Es ist übrigens auch erst die Zeit nach 960, für die es arabische Berichte über Danzig gibt, so dass auch von daher ein Fragezeichen hinter die drei monetären chronologischen Ausreißer gesetzt werden muss. Ibrahim ibn Jakub, ein spanisch-jüdischer Reisender, kommt im Jahre 973 an den Hof Ottos des Großen (936-73). Er liefert eine arabischsprachige Beschreibung über die slawischen Gebiete einschließlich derjenigen der Weichselgegend. Für diese erwähnt er eine wohlgestaltete Stadt am Meere ohne König: „Die Lage der Stadt passt in jeder Hinsicht trefflich für Danzig“ [Simson 1913, I, 11]. Wir werden auf den archäologischen Befund für diese früheste urbs im nächsten (III.) Kapitel zurückkommen.

Im Jahre 997 schließlich erfolgt der Danzigbesuch des – aus Gnesen kommenden – Prager Missionsbischofs Adalbert (der „Heilige Aldalbert“), der anschließend bei der vergeblichen Pruzzenbekehrung umkommt. Die lateinische Lebensbeschreibung Adalberts durch den römischen Abt Canaparius nennt die „urbem Gyddanycz“ [Simson 1918, III, 1] als letzten sicheren Ort des frommen Mannes.

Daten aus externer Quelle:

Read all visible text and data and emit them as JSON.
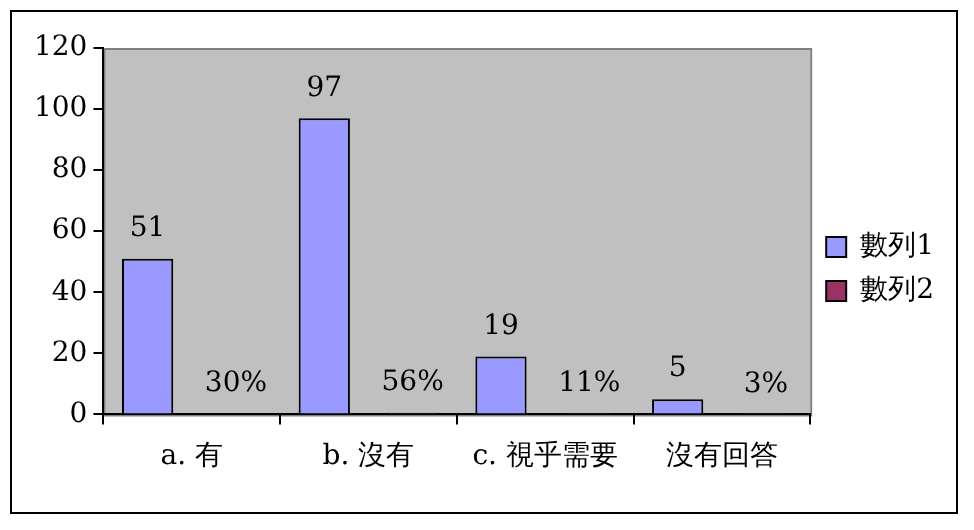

Die Unruhe über die fehlenden gut dreihundert Jahre zwischen dem 7. und 10. Jh. haben die deutschen Danzigforscher selbstredend immer verspürt. Ein letzter Versuch, sie mit harter Evidenz zu schließen, stützt sich auf in beträchtlicher Zahl ausgegrabene Bootsreste. Auch diese Funde sind in den notorischen Slawen-Germanen-Streit einbezogen worden. Wenn sie nicht ohnehin von Wikingern gebracht worden sind – für einige Funde ist das durch Beigaben unstrittig –, so sollen diese wenigstens die Herstellungstechnik an Slawen vermittelt haben, die dann eigene Boote produziert hätten. Es sieht in jedem Fall so aus, als ob einige der Boote noch in die früheste

„Zeit slawischer Oberherrschaft gehören sollten (erster Beginn im 7. Jahrhundert n. Chr. Geb.)“ [Lienau 1934, 46].

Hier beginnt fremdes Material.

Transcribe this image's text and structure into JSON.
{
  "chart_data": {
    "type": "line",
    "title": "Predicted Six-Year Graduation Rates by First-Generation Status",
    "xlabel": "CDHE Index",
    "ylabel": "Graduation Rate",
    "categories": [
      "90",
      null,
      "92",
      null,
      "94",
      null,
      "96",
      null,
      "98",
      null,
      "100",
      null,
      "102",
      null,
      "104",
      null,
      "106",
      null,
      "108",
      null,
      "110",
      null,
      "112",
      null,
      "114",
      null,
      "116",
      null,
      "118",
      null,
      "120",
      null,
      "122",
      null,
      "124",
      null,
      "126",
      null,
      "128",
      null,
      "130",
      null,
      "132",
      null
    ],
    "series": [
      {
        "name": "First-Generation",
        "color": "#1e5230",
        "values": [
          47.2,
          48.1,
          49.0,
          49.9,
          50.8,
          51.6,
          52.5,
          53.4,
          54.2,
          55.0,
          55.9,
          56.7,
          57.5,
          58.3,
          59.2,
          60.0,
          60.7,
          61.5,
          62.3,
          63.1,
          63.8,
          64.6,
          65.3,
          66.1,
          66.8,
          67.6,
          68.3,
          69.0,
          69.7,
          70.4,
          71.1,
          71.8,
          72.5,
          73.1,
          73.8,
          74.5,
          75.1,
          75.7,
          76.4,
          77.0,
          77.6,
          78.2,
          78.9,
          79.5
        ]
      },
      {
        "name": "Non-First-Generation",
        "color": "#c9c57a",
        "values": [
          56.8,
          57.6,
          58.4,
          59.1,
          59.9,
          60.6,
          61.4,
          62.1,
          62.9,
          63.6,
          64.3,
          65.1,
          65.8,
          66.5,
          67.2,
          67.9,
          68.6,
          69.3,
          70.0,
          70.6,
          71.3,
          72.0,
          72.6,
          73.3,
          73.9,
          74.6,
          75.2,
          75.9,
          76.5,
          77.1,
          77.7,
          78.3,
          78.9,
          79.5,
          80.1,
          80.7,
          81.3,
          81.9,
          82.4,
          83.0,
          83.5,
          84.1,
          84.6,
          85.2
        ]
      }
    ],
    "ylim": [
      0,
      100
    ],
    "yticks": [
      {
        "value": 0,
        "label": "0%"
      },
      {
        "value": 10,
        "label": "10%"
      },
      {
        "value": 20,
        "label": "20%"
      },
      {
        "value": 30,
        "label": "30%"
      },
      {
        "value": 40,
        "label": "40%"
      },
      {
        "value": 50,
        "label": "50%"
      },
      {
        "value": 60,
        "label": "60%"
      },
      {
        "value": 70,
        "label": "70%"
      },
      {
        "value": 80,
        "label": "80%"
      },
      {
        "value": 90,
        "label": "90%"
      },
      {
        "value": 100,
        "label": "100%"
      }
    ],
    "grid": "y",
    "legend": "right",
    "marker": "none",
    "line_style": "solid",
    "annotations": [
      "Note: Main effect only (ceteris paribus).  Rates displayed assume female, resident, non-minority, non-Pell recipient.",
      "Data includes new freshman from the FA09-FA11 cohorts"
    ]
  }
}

Da die Bootsfunde zahlreich sind, ist die Verführung groß, sie über den Zeitraum der leeren Jahrhunderte zu verteilen. Will man sie zwischen das 7. und 10. Jh. platzieren, landet man allerdings in einer Zeit, für die eine germanische Siedlung der Weichselmündung niemand mehr behauptet. Die Situation ist bis heute ohne Lösung geblieben, denn Boote mit eindeutiger Wikingerherkunft (aus Frauenburg und Baumgarth) können erst ab der Zeit „um 900 n. Chr. Geb.“ [Lienau 1934, 47] datiert werden. Es ist ja bereits an anderer Stelle beobachtet wurden, dass harte Wikingerfunde vor 911 kaum zu verifizieren sind [Illig 1999, 98]. Die Chronologielücke Danzigs zwischen dem 7. und 10. Jh. kann mithin auch durch Boote nicht geschlossen werden.

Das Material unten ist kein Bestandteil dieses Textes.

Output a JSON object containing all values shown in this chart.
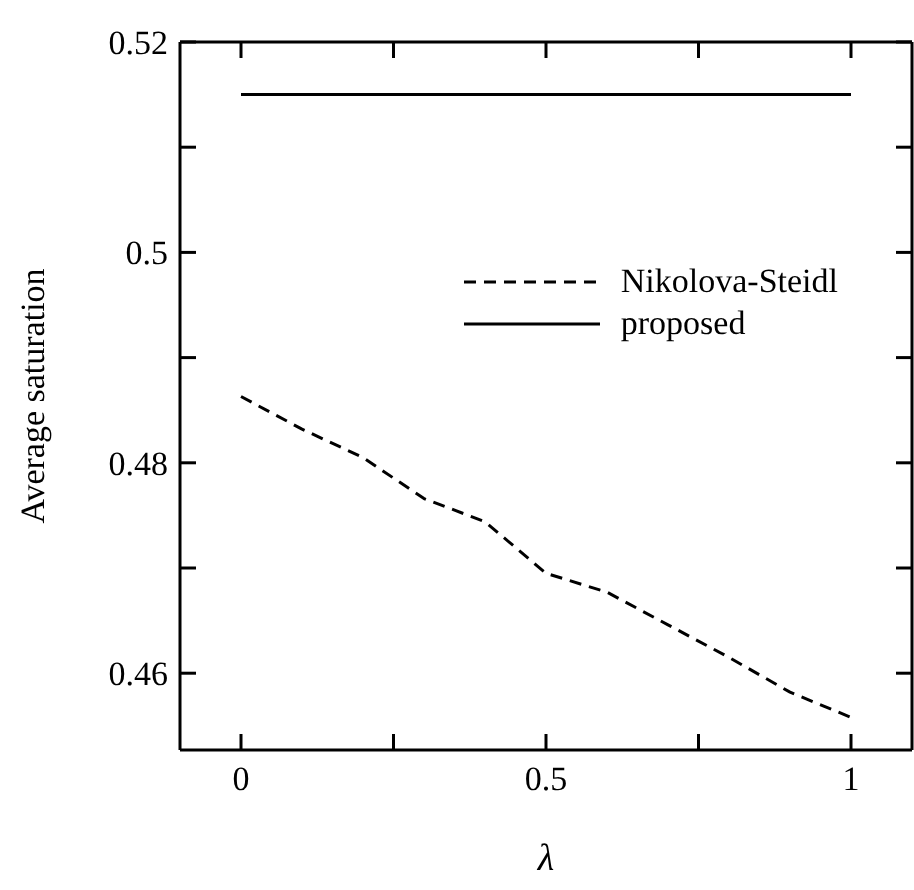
{
  "chart_data": {
    "type": "line",
    "xlabel": "λ",
    "ylabel": "Average saturation",
    "x": [
      0,
      0.1,
      0.2,
      0.3,
      0.4,
      0.5,
      0.6,
      0.7,
      0.8,
      0.9,
      1
    ],
    "series": [
      {
        "name": "Nikolova-Steidl",
        "color": "#000000",
        "line_style": "dashed",
        "values": [
          0.4863,
          0.4832,
          0.4805,
          0.4766,
          0.4744,
          0.4695,
          0.4677,
          0.4646,
          0.4615,
          0.4582,
          0.4558
        ]
      },
      {
        "name": "proposed",
        "color": "#000000",
        "line_style": "solid",
        "values": [
          0.515,
          0.515,
          0.515,
          0.515,
          0.515,
          0.515,
          0.515,
          0.515,
          0.515,
          0.515,
          0.515
        ]
      }
    ],
    "xlim": [
      -0.1,
      1.1
    ],
    "xticks": [
      0,
      {
        "value": 0.25,
        "label": null
      },
      0.5,
      {
        "value": 0.75,
        "label": null
      },
      1
    ],
    "ylim": [
      0.4527,
      0.52
    ],
    "yticks": [
      0.46,
      {
        "value": 0.47,
        "label": null
      },
      0.48,
      {
        "value": 0.49,
        "label": null
      },
      0.5,
      {
        "value": 0.51,
        "label": null
      },
      0.52
    ],
    "grid": false,
    "legend": "top right",
    "marker": "none"
  }
}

Für die momentan auf 800, 750 und 724 datierten kufischen Münzen wird von niemandem ein Bauten- und/oder Gräberkontext auch nur behauptet. Sie sind bisher über Interpretation von Beschriftung und Aussehen datiert worden und für eine neuerliche Analyse einstweilen beiseite zu stellen. Die polnischen Ausgräber haben für das 8. Jh., in das sie momentan gesetzt werden, nichts gefunden (siehe nächstes Kapitel). Die Bootsfunde erlauben zwar einen ersten Beginn dieser maritimen Technik noch im 7. Jh., aber ihre wikingische Blüte beginnt erst nach einer langen Lücke im frühen 10. Jh. bzw. nach 900. Bei Betrachtung der harten Bauten- und Gräberevidenz ergibt sich mithin für die deutschen Forschungen bis in die 1930er Jahre eine Danziger Siedlungslücke von 641-960. Das Jahr 641 ergibt sich dabei aus dem konventionellen Todesjahr Heraklius I. (610-641), dem in Danzig gefundene Münzen zugewiesen werden konnten. Selbstverständlich können die Münzen auch aus dem Beginn seiner Regierungszeit stammen. Das Datum 960 wiederum für das Aufblühen der slawischen Siedlung urbanen Charakters ist tentativ gewonnen, weil Ibn Jakub sie bereits im Jahre 973 als imponierende Siedlung beschreibt. Hier ist ein Herangehen näher an das Jahr 900 selbstredend ebenso möglich wie bei Heraklius’ Münzen an das Jahr 600.

Danzig
Fundgebiete für Boote in der Weichselmündung [Lienau 1934, 41]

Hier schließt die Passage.